Nando Citarella & Tamburi del Vesuvio – Museca (AlfaMusic, 2020)

Il nuovo album di Nando Citarella e Tamburi del Vesuvio, intitolato meravigliosamente e perentoriamente “Museca”, ci investe con una grazia e una linearità straordinarie. Non che non ci si aspetti che l’autore parli chiaro e che, per farlo, attinga a un repertorio popolare vasto, modulato attraverso lo sguardo e le visioni di chi ne conosce strutture e riferimenti. Ma, nel lavoro di “adattamento” e, in molti casi, di nuova configurazione dei riferimenti musicali popolari (non solo napoletani), messi in connessione con composizioni originali ed evocazioni culturali anche lontane (Brasile, Cuba, Africa), il discorso “musecale” di Citarella ci appare così “naturale”, spontaneo, da divenire, dopo pochi ascolti, necessario e inevitabile, rassicurante. L’impianto generale dell’album appare saldato alla consapevolezza, rappresentata in modi differenti ma coerenti, che la musica debba riconnetterci a un orizzonte sempre ampio e organico. Nel quale Citarella riesce a tratteggiare una scena riccamente articolata, comprendente elementi storici e contemporaneità. Una scena che si rinnova proprio nello sguardo dell’artista, che ne coglie meraviglie e contraddizioni per immetterle in una dinamica non di mera “raccolta”, ma di nuova espressione e racconto. Nell’intervista che segue abbiamo voluto indagare i dettagli dei brani più rappresentativi di “Museca”, ripercorrendo insieme all’autore le idee, le persone, i fatti che lo hanno ispirato. Come si legge nella nota che introduce i tredici brani dell’album: “Chest’è ‘a vita ‘a storia ‘a Museca che noi vi proponiamo”. 

Partiamo da “Museca”, il brano che porta il titolo dell’album. È uno degli originali in questa scaletta densa e variamente articolata.
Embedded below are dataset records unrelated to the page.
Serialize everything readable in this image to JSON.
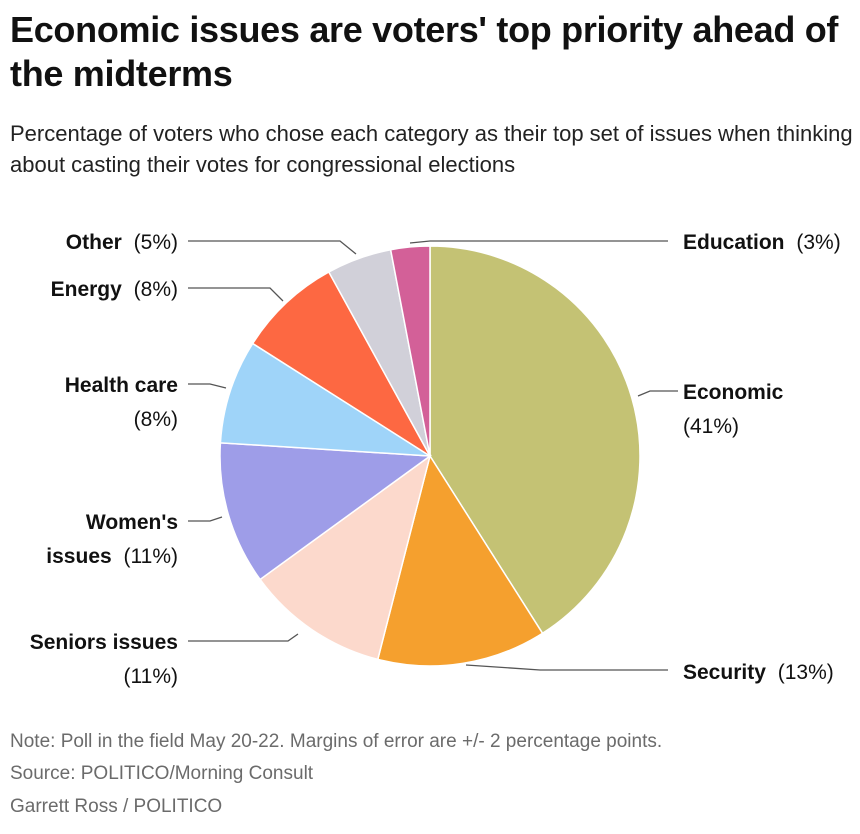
{
  "title": "Economic issues are voters' top priority ahead of the midterms",
  "subtitle": "Percentage of voters who chose each category as their top set of issues when thinking about casting their votes for congressional elections",
  "chart_data": {
    "type": "pie",
    "title": "Economic issues are voters' top priority ahead of the midterms",
    "unit": "%",
    "slices": [
      {
        "label": "Economic",
        "value": 41,
        "display": "(41%)",
        "color": "#c4c274"
      },
      {
        "label": "Security",
        "value": 13,
        "display": "(13%)",
        "color": "#f5a02e"
      },
      {
        "label": "Seniors issues",
        "value": 11,
        "display": "(11%)",
        "color": "#fcd9cc"
      },
      {
        "label": "Women's issues",
        "value": 11,
        "display": "(11%)",
        "color": "#9e9de8"
      },
      {
        "label": "Health care",
        "value": 8,
        "display": "(8%)",
        "color": "#9fd4f9"
      },
      {
        "label": "Energy",
        "value": 8,
        "display": "(8%)",
        "color": "#fd6842"
      },
      {
        "label": "Other",
        "value": 5,
        "display": "(5%)",
        "color": "#d1d0d9"
      },
      {
        "label": "Education",
        "value": 3,
        "display": "(3%)",
        "color": "#d36098"
      }
    ]
  },
  "labels": {
    "economic": {
      "name": "Economic",
      "pct": "(41%)"
    },
    "security": {
      "name": "Security",
      "pct": "(13%)"
    },
    "seniors": {
      "name": "Seniors issues",
      "pct": "(11%)"
    },
    "womens_line1": "Women's",
    "womens_line2": "issues",
    "womens_pct": "(11%)",
    "health": {
      "name": "Health care",
      "pct": "(8%)"
    },
    "energy": {
      "name": "Energy",
      "pct": "(8%)"
    },
    "other": {
      "name": "Other",
      "pct": "(5%)"
    },
    "education": {
      "name": "Education",
      "pct": "(3%)"
    }
  },
  "footer": {
    "note": "Note: Poll in the field May 20-22. Margins of error are +/- 2 percentage points.",
    "source": "Source: POLITICO/Morning Consult",
    "credit": "Garrett Ross / POLITICO"
  },
  "colors": {
    "leader": "#555555",
    "slice_stroke": "#ffffff"
  }
}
È un brano di una bellezza limpida, che poggia su una melodia piacevolissima, in cui la tua voce dialoga con quella di Francesca Zurzolo e gli strumenti tessono un quadro sonoro ampio e multiforme. 
Sembra che si possa leggere come un omaggio a questo linguaggio infinito e, allo stesso tempo, come una riflessione su ciò che ne ispira le tante forme che assume. 
“Museca” (il brano) nasce qualche anno fa dopo tanti momenti condivisi assieme al maestro Carlo Mezzanotte (coautore del brano e fondatore con Mancini e Maltese degli Indaco), tanti concerti e piéces teatrali (piano e voce) fatte in giro per l'Europa e dopo varie esperienze tra Jazz, classico e popolare: l’idea di comporre alcuni brani con linguaggi e  forme che viaggiassero tra un respiro prog e l'incontro con ritmi tra Mediterraneo e Africa (il ritmo appartiene a una danza di ringraziamento del Cameroun), la lingua napoletana con l'inserimento poi di sound e scala d'a terra nosta hanno fatto il resto. Grazie anche a donna Francesca e al lavoro fatto con Giovanni Lo Cascio.
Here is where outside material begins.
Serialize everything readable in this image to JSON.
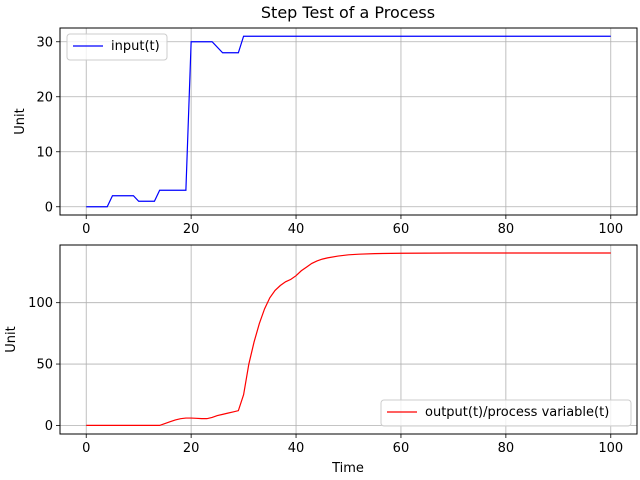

In generale l’album sembra un raccordo di esperienze e prospettive: suoni che si mischiano per definire un linguaggio fuori da ogni cliché e, è bene dirlo, anche da ogni tradizione fissa, zavorrata. Suonare e interpretare liberamente brani tradizionali (di tradizioni differenti) è, in fondo, come comporre brani originali, esprimendosi però dentro il linguaggio di quelle tradizioni? Quali sono le differenze più irriducibili tra queste due traiettorie?
La musica è fatta di colori, di respiri, suoni differenti che si toccano, si incontrano e da cui spesso nascono linguaggi diversi (ma sempre appartenuti a noi al di là dei cliché). I tanti viaggiatori che dal '600 hanno attraversato  il nostro paese, arrivati a sud si sono trovati davanti realtà che mai avrebbero immaginato esistessero ancora (a quel tempo). 
Non a caso Goethe nel suo "Viaggio in Italia" descrisse Napoli come città delle meraviglie, dei colori, dei suoni, dei sapori, delle genti, città sospesa tra Paradiso e Inferno. La mia (nostra) è una musica dove la Tradizione è grande ispiratrice, ma non è musica tradizionale, non è musica popolare (ma di ispirazione popolare senz'altro): è comunque parte della mia radice nocerina e dell'agro, ma anche napoletana, intesa come facente parte di quella scuola dove ho avuto la possibilità di studiare, pascolando in quella terra come l'altra mia mezza parte molisana (mia madre è di Pietrabbondante), dove tanti anni della mia adolescenza ho passato camminando nei boschi di quella terra magnifica (grazie a nonno Tommaso), che obbligava (e lo ringrazierò sempre) i suoi nipoti gruoss' e piccerill' ad andare con lui per conoscere i luoghi dove tutta la sua famiglia era cresciuta, procurando il carbone per le comunità dei paesi di quella zona dell'alto Molise. Ogni suono di questo disco nasce da esperienze (belle e brutte) vissute, praticate e poi raccontate. Alla fine le differenze irriducibili tra queste due traiettorie si trasformano e diventano Affinità (ci si riconosce sempre anche nelle più distanti culture).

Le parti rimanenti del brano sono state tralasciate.